Philosophical Methodology: How do we justify philosophical claims?

The question that motivates my interest in philosophical methodology is: when dealing with the enduring and fundamental questions of philosophy, what makes an argument compelling? Indeed, the diversity of answers to these enduring questions owes itself, in part, to the diversity of methods used to ascertain them. In contemporary philosophy, the focus falls on the practice of using thought experiments, and our responses to them (commonly called “intuitions”) as evidence for and against philosophical theses. The use of intuitions in philosophical arguments has been widely (though non-controversially) taken as the standard methodology of contemporary analytic philosophy, and the aim of experimental philosophy is to apply better empirical methods for figuring out what is actually intuitive. My own work focuses on the role that intuition does, or does not, play in philosophical methodology. I argue for an interpretation of these arguments which emphasizes the rhetorical force of appeals to intuition, rather than their evidential force, while also making space for the contributions of experimental philosophers.

Linguistic Methodology: What role do intuitions play in linguistic arguments?
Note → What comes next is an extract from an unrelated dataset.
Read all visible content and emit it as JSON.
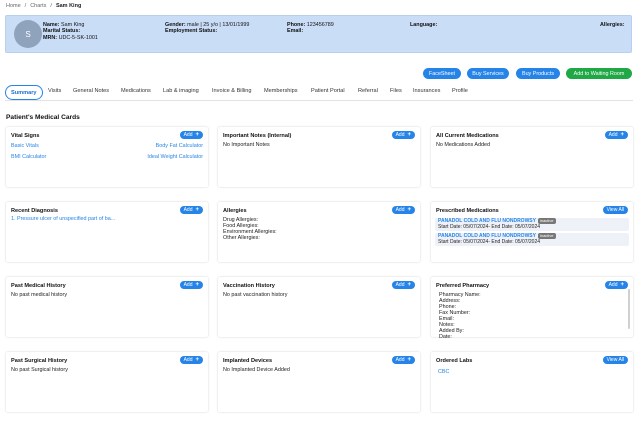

My interests in philosophical methodology intersect with my interests in the philosophy of linguistics. In a series of papers, I have explored the role that intuitions play in generative linguistics, as well as in the philosophy of language. In particular, I explore the way in which different theoretical contexts produce different interpretations of the philosophical significance of intuition.

Metacognition and Critical Reasoning: How can we become better reasoners?

The ability to think critically is crucial in a democratic society. If you cannot think critically, then others will do your thinking for you, leading you with rhetorical tricks and insufficient evidence. Given the importance of this skill, how do we actually teach it? Traditional approaches focus on the tools of formal and informal logic. This approach, however, is insufficient; it does not address the psychology of human reasoning, and in particular, the cognitive biases that obstruct good reasoning. In my work on critical thinking pedagogy, I argue for the importance of developing metacognitive sophistication in our students, so that they can deploy debiasing strategies in the right contexts. In this way, our critical thinking education can be responsive to the challenges posed by the cognitive biases.

History of Analytic Philosophy: How did the personal and policital lives of the Logical Positivists influence their philosophical work?

Logical positivism is one of the most influential philosophical movements of the 20th century, but discussion of it often centers its demise and students are often turned off by its apparent scientism. Yet, many of the logical positivists were political radicals writing in the shadow of Nazism, and their flight from Germany helped lay the groundwork for 20th century analytic philosophy in the United States.

For our recent book, Steve Gimbel (Gettysburg College) and I interviewed surviving members of the positivist movement and other early analytic philosophers, as well as members of their families, to better understand the roots of analytic philosophy. The interviews range over subjects from the death of Kurt Grelling in the Holocaust, the enduring if underappreciated influence of Paul Oppenheim, to W.V. Quine’s specially modified typewriter.